La conséquence est sans appel : le rapport annuel du Forum sur les risques mondiaux annonce que « le fossé persistant entre les revenus des citoyens les plus riches et ceux des plus pauvres est considéré comme le risque susceptible de provoquer les dégâts les plus graves dans le monde au cours de la prochaine décennie ».

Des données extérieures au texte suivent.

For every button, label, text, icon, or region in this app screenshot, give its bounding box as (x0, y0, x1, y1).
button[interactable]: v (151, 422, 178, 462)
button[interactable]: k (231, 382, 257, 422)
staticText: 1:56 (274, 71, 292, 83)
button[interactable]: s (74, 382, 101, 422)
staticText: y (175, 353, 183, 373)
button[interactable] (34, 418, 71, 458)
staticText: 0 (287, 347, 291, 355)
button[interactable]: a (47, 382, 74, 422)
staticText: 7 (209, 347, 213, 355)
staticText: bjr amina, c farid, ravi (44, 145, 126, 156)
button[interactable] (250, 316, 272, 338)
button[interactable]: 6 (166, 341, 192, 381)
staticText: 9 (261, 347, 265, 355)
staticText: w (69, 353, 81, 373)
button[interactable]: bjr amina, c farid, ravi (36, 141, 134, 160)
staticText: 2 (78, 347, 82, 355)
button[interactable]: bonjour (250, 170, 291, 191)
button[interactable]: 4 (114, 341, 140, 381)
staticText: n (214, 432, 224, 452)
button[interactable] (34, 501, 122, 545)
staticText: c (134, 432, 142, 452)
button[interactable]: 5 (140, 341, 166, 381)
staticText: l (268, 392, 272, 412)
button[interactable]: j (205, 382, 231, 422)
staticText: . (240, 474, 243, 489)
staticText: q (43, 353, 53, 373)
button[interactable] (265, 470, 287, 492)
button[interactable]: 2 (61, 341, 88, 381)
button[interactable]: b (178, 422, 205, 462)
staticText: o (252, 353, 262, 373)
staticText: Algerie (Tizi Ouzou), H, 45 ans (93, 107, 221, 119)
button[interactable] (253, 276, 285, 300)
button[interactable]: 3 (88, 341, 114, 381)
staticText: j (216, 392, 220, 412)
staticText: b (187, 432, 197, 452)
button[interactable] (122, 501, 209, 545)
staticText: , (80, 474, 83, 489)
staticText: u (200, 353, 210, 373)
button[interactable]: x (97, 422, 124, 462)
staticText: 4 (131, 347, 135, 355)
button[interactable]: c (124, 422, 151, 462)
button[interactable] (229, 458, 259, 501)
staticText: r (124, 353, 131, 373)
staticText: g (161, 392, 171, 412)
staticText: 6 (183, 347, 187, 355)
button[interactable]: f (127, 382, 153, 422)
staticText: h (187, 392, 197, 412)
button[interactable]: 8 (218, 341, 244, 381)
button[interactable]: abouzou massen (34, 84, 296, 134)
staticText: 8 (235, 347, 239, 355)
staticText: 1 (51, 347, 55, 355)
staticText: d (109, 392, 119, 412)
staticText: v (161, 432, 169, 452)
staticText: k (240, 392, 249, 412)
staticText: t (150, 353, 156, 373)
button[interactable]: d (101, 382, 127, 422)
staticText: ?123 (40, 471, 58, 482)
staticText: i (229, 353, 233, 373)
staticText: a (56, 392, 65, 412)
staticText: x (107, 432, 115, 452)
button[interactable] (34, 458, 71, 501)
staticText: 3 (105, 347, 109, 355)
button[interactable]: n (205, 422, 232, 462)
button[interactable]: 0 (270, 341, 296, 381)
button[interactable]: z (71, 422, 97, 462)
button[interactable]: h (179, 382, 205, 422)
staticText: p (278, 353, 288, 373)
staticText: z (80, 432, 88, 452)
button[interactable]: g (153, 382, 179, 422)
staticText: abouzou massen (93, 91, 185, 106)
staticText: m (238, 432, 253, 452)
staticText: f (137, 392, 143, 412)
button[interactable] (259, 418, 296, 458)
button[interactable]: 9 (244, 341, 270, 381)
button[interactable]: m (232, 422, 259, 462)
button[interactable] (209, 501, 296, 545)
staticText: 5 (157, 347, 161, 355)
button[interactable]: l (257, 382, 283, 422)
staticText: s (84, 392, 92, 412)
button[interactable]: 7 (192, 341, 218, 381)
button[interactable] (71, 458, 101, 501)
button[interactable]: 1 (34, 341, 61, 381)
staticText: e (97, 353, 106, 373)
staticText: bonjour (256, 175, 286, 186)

Les causes diffèrent selon les pays

Les causes de cette montée des inégalités diffèrent selon les pays. Les pays émergents, surtout Africains souffrent d’une mauvaise répartition des richesses, de corruption et d’un manque d’équilibre et de légitimité des gouvernements. Au Nigeria par exemple, l’élite bénéficiant du pétrole du pays contraste avec les centaines de millions de Nigériens vivant sous le seuil de pauvreté. Dans les pays développés, la tendance désinflationniste a bloqué les salaires pour limiter l’inflation. La crise économique a provoqué la montée du chômage du fait de cette politique recherchant la stabilité des prix. Occupy Wall Street, « Indignés » et autres mouvements protestataires traduisent le malaise inhérent de sociétés occidentales toujours plus inégalitaires. Ainsi, le chômage, particulièrement élevé chez les jeunes, et la baisse des retraites, qui touchent les personnes les plus fragiles, accentuent encore les inégalités.

 

Des risques sociaux, économiques et politiques

Les conséquences de ces inégalités peuvent être terribles si elles sont accompagnées d’un sentiment d’injustice auprès des populations les plus pauvres. Ces dernières peuvent se sentir volées par des politiques conçues par les riches pour les riches. Et, Jennifer Blanke, économiste en chef du Forum économique mondial explique que « les inégalités de revenus engendrent des conflits sociaux comme on a pu le voir dans les pays émergents, mais également en Grèce et en Espagne, où le chômage des jeunes en particulier a explosé. Et cela inquiète les leaders ».

 

En fait, au-delà de la tension sociale, les conséquences économiques pourraient endommager fortement l’économie. Et, on pourrait même assister à un phénomène contraire à celui attendu. Alors que les inégalités sont censées stimuler l’innovation et la créativité, elles pourraient « priver des centaines de millions de personnes des fruits de leur talent et de leur travail » puisque le fruit de leur travail ne leur servirait qu’à survivre. De plus, baisse des salaires et montée du chômage s’accompagnent d’une baisse du pouvoir d’achat et du nombre de consommateurs et donc ont une influence directe sur les affaires et les entreprises. Jennifer Blanke, résume la situation : « Plus le fossé entre les riches et les pauvres se creusera, plus les tensions sociales seront fortes… Et une société au bord de l’explosion, ce n’est bon pour personne. Y compris pour les plus riches ! » Enfin, Lee Howell, directeur général du Forum inquiet de la situation conclut : « Il faut que les dirigeants politiques s’en préoccupent immédiatement, sans quoi le discours politique visant à répondre à ce malaise social parlera de nationalisme, de protectionnisme et de recul du processus de mondialisation ».

 

Les solutions avancées

Davos, après avoir souligné le problème, a proposé quelques solutions : le démantèlement des paradis fiscaux (qui bénéficieraient essentiellement au monde de la finance), la mise en place de fiscalités progressives à travers le monde. Oxfam explique tout de même qu’ « il n’y a évidemment pas une seule cause. Nous sommes bien conscients des dérives de la finance, mais les inégalités sont plus d’ordre structurelles, par exemple assouplir le marché du travail, mieux répartir et exploiter les richesses, une meilleure gouvernance, lutter contre la corruption… ». D’un point de vue social, il faut rétablir la cohésion grâce à une redistribution des richesses, et l’ONG encourage « les Etats à [..] financer une couverture universelle en matière de soins de santé, d’éducation et de protection sociale » ou encore « à défendre un salaire minimum vital dans toutes les sociétés qu’ils contrôlent ».

Le fait que Davos se préoccupe de l’aggravation constante des inégalités est une première louable. Encore faut-il que les solutions proposées par les grands de ce monde soient bel et bien mises en oeuvre.